PayPal Error (35) error:1408F10B SSL3_GET_RECORD:wrong version number

[DrByte]

PP tech support told me it's only a 24 hr reprieve

That wouldn't surprise me.

[bumba000]

thank you

[wilt]

I've done some quick and dirty testing using wireshark to analyze the ssl handshake.

the results seem to suggest that these 3 scenarios are all similar
eg
Using
curl_setopt($ch, CURLOPT_SSLVERSION, 1);
curl_setopt($ch, CURLOPT_SSLVERSION, 4);
or in fact removing the curl_setopt($ch, CURLOPT_SSLVERSION, n); line completely
will force version negotiation and curl will then use TLS

It should be noted that php documentation is pretty poor on this. Suggesting that only 2 and 3 are valid options for CURLOPT_SSLVERSION but that given no version php will negotiate for the most recent version e.g. tls v1.2

As has been noted, paypal seems to have re added ssl v3 to their main live endpoint, while their sandbox is blocking ssl v3.
This maybe because they gave no notice, and have had mega complaints. It's still likely they will turn off ssl v3 on the live endpoints soon.

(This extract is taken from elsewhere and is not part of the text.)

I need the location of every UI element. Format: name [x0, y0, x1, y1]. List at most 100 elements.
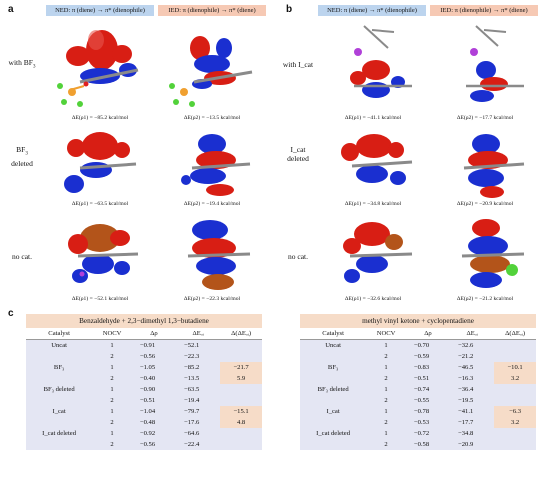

At this point, the advice DrByte posted in the release announcements should still be followed:
http://www.zen-cart.com/showthread.p...yment-security

We will of course update that based on any further information.

[DrByte]

To add a point of clarity, for those technically-minded, here are currently-valid SSL/TLS versions, listed from most-secure to least-secure:

Best to worst:
TLS 1.2 (best choice today)
TLS 1.1
TLS 1.0
SSL 3.0 (has the POODLE vulnerability)
SSL 2.0 (generally not recommended, and typically not even available in modern webservers)
SSL 1 (obsolete, no longer offered)

So, what wilt and I have been investigating is the net impact against performance based on the code changes I've been posting about.

And, so reading between the lines from wilt's post above, what we're seeing is that if one sets CURLOPT_SSLVERSION to 2 or 3, it will try SSL 2.0 or SSL 3.0, respectively, but if one comments-out the CURLOPT_SSLVERSION then the best TLS (or SSL if no TLS versions can be negotiated) will be selected.

(Admittedly we've also confirmed that setting CURLOPT_SSLVERSION to 1 does cause it to jump to autonegotiating a TLS version, but we'd like to do more research before recommending a specific value, since specifying a value like 5 or higher actually causes errors.)

Hope that helps answer questions for those who are curious.

[DrByte]

Further, PayPal has posted today that they will (shortly) fully remove SSLv3 support from their servers ... so commenting-out the CURLOPT_SSLVERSION will be necessary ASAP.

Ref: https://www.paypal-community.com/t5/...LE/ba-p/891829

[wilt]

We have also turned off SSl v3 support to the forum. This really shouldn't affect your experience in the forum, as content is negotiated via your browser.

[WiccanWitch420]

I also use paypal payments standard. I just tested my site, and made a purchase with paypal and made a purchase with authorize.net credit card, and everything is working fine. Do you know why I would not be affected? Is it because I am using website payments standard?

What fix should people with paypal payments standard do? And we should do it even though there is no error??

[DrByte]

I also use paypal payments standard. I just tested my site, and made a purchase with paypal and made a purchase with authorize.net credit card, and everything is working fine. Do you know why I would not be affected? Is it because I am using website payments standard?

What fix should people with paypal payments standard do? And we should do it even though there is no error??

Yes, make the change anyway. PayPal will be re-imposing the change they backed-out earlier today.

[WiccanWitch420]

Yes, make the change anyway. PayPal will be re-imposing the change they backed-out earlier today.

But earlier today when everyone's site was not working with it, mine was. So i just want to clarify that since I only use website payments standard, that i need to do it, because i dont think it affects me. And if i need to do something , what do i need to do for the web standard?

[DrByte]

While Zen Cart's implementation of PayPal Standard is not directly affected by this, I strongly believe you SHOULD STILL APPLY THE CHANGE, as it helps keep your site future-proofed and therefore more secure.